Many collections lawyers handle cases on a contingency basis. They don’t bill by the hour, but, instead, they keep some percentage (usually 33%) of the money they actually collect for the clients. Sounds fair, right?
A recent study showed that a Nashville lawyer’s average rate exceeds $500 per hour, and that adds up pretty quick. With lawyers being so expensive, it makes sense that some clients would ask their attorney to share in the success (or, maybe, frustration) of the collection process.
(As a quick disclaimer, I rarely take collections cases on a contingency and, when I do, I’ve done my advance homework and am confident that, candidly, we’re all going to make a lot of money.)
Because the contingency fee attorney is not sending bills that track every minute of his time, a down-side is that he may not have a clear measure of how much in fees he has expended on a case. This is important in breach of contract cases, when the lawyer asks the judge to add an award of attorney fees to the creditor’s judgment. Under Tennessee law, a trial court must consider whether the fees requested are “reasonable,” using very specific guidelines established by the Tennessee Supreme Court.
If the lawyer hasn’t kept track of her work, then what amount does the attorney ask for? Generally, contingency-fee lawyers simply ask for their contingency-fee amount to be added to the judgment. That is generally allowed.
Not so fast, a September 2023 Tennessee Court of Appeals opinion says.
In that case, after they were awarded $50,000 on their breach of contract claim, the plaintiffs asked for attorney’s fees “in the amount of one-third of the total Judgment, or sixteen thousand six hundred and sixty-six dollars and sixty-six cents ($16,666.66).” See Fulmer v. SARCO, GP, No. M202201479COAR3CV, 2023 WL 5787082, at *2 (Tenn. Ct. App. Sept. 7, 2023).
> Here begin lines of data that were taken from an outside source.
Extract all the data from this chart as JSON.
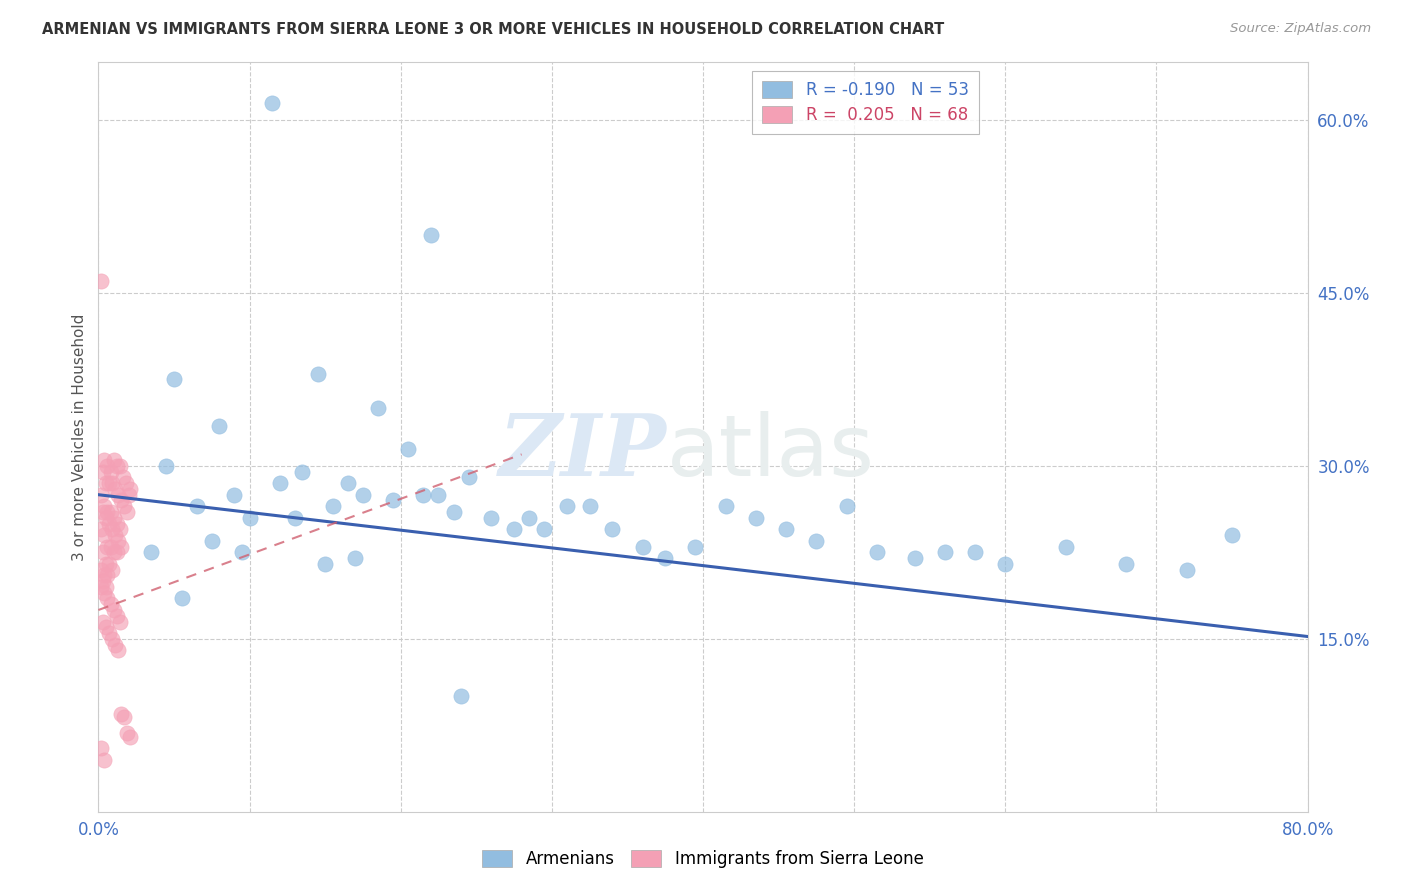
{
  "title": "ARMENIAN VS IMMIGRANTS FROM SIERRA LEONE 3 OR MORE VEHICLES IN HOUSEHOLD CORRELATION CHART",
  "source": "Source: ZipAtlas.com",
  "ylabel": "3 or more Vehicles in Household",
  "x_min": 0.0,
  "x_max": 0.8,
  "y_min": 0.0,
  "y_max": 0.65,
  "x_ticks": [
    0.0,
    0.1,
    0.2,
    0.3,
    0.4,
    0.5,
    0.6,
    0.7,
    0.8
  ],
  "y_ticks_right": [
    0.15,
    0.3,
    0.45,
    0.6
  ],
  "y_tick_labels_right": [
    "15.0%",
    "30.0%",
    "45.0%",
    "60.0%"
  ],
  "legend_r1": "R = -0.190",
  "legend_n1": "N = 53",
  "legend_r2": "R =  0.205",
  "legend_n2": "N = 68",
  "blue_color": "#92bde0",
  "pink_color": "#f4a0b5",
  "trendline_blue_color": "#3a5faf",
  "trendline_pink_color": "#d06070",
  "watermark_zip": "ZIP",
  "watermark_atlas": "atlas",
  "armenians_x": [
    0.115,
    0.22,
    0.05,
    0.08,
    0.145,
    0.185,
    0.045,
    0.065,
    0.09,
    0.1,
    0.12,
    0.135,
    0.155,
    0.165,
    0.175,
    0.195,
    0.205,
    0.215,
    0.225,
    0.235,
    0.245,
    0.26,
    0.275,
    0.285,
    0.295,
    0.31,
    0.325,
    0.34,
    0.36,
    0.375,
    0.395,
    0.415,
    0.435,
    0.455,
    0.475,
    0.495,
    0.515,
    0.54,
    0.56,
    0.58,
    0.6,
    0.64,
    0.68,
    0.72,
    0.75,
    0.035,
    0.055,
    0.075,
    0.095,
    0.13,
    0.15,
    0.17,
    0.24
  ],
  "armenians_y": [
    0.615,
    0.5,
    0.375,
    0.335,
    0.38,
    0.35,
    0.3,
    0.265,
    0.275,
    0.255,
    0.285,
    0.295,
    0.265,
    0.285,
    0.275,
    0.27,
    0.315,
    0.275,
    0.275,
    0.26,
    0.29,
    0.255,
    0.245,
    0.255,
    0.245,
    0.265,
    0.265,
    0.245,
    0.23,
    0.22,
    0.23,
    0.265,
    0.255,
    0.245,
    0.235,
    0.265,
    0.225,
    0.22,
    0.225,
    0.225,
    0.215,
    0.23,
    0.215,
    0.21,
    0.24,
    0.225,
    0.185,
    0.235,
    0.225,
    0.255,
    0.215,
    0.22,
    0.1
  ],
  "sierraleone_x": [
    0.002,
    0.004,
    0.006,
    0.008,
    0.01,
    0.012,
    0.014,
    0.016,
    0.018,
    0.02,
    0.003,
    0.005,
    0.007,
    0.009,
    0.011,
    0.013,
    0.015,
    0.017,
    0.019,
    0.021,
    0.002,
    0.004,
    0.006,
    0.008,
    0.01,
    0.012,
    0.014,
    0.003,
    0.005,
    0.007,
    0.009,
    0.011,
    0.013,
    0.015,
    0.002,
    0.004,
    0.006,
    0.008,
    0.01,
    0.012,
    0.003,
    0.005,
    0.007,
    0.009,
    0.002,
    0.004,
    0.006,
    0.003,
    0.005,
    0.002,
    0.004,
    0.006,
    0.008,
    0.01,
    0.012,
    0.014,
    0.003,
    0.005,
    0.007,
    0.009,
    0.011,
    0.013,
    0.015,
    0.017,
    0.019,
    0.021,
    0.002,
    0.004
  ],
  "sierraleone_y": [
    0.46,
    0.305,
    0.3,
    0.295,
    0.305,
    0.3,
    0.3,
    0.29,
    0.285,
    0.275,
    0.295,
    0.285,
    0.285,
    0.285,
    0.28,
    0.275,
    0.27,
    0.265,
    0.26,
    0.28,
    0.275,
    0.265,
    0.26,
    0.26,
    0.255,
    0.25,
    0.245,
    0.26,
    0.255,
    0.25,
    0.245,
    0.24,
    0.235,
    0.23,
    0.245,
    0.24,
    0.23,
    0.23,
    0.225,
    0.225,
    0.225,
    0.215,
    0.215,
    0.21,
    0.21,
    0.205,
    0.205,
    0.2,
    0.195,
    0.195,
    0.19,
    0.185,
    0.18,
    0.175,
    0.17,
    0.165,
    0.165,
    0.16,
    0.155,
    0.15,
    0.145,
    0.14,
    0.085,
    0.082,
    0.068,
    0.065,
    0.055,
    0.045
  ]
}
In questioning the attorney fees, the Court of Appeals wrote that “[w]hile a one-third fee may have been what [plaintiffs] agreed to pay their counsel, it is not what [defendants] agreed to pay in the Note” (which only referenced “reasonable attorney fees”). Id. The defendants were not party to the contingency fee agreement, and “what [plaintiffs] agreed to pay their own attorney is not dispositive of what constitutes a reasonable fee under the circumstances of this case.” Id.
Instead, the trial court must have some proof substantiating the fees and services provided, consistent with the factors listed in Tennessee Supreme Court Rule 8, RPC 1.5. Id.
I understand the reasoning here, but I disagree with the general premise that a contingency fee is, per se, not reasonable.
As an example, consider my practice. If I accept one of my no-brainer, “we’re all going to make a lot of money” contingency fee cases mentioned above (and my homework is correct), I could possibly make a $333,333.33 fee on a lawsuit that lasts two months. Does that the fact that I got the matter resolved quickly and efficiently necessarily mean that my fee violates the Tennessee standards for reasonableness? This opinion suggests it might.
In my limited contingency practice, I lean really heavily on my skills, expertise, and homework (i.e. the “novelty and difficulty” referenced in the Rule) in picking my cases. In short, on those cases where I hit a grand slam, it can occasionally look easy, but a lot goes into that. It’s like the ship repairman, who charged $2.00 for tapping the engine with a hammer one time and $9,998.00 for knowing where to tap. He is worth every penny.
In the end, the Court of Appeals remanded the question back to the trial court, and there’s some chance that the plaintiffs make these same arguments in defense of their contingency fee.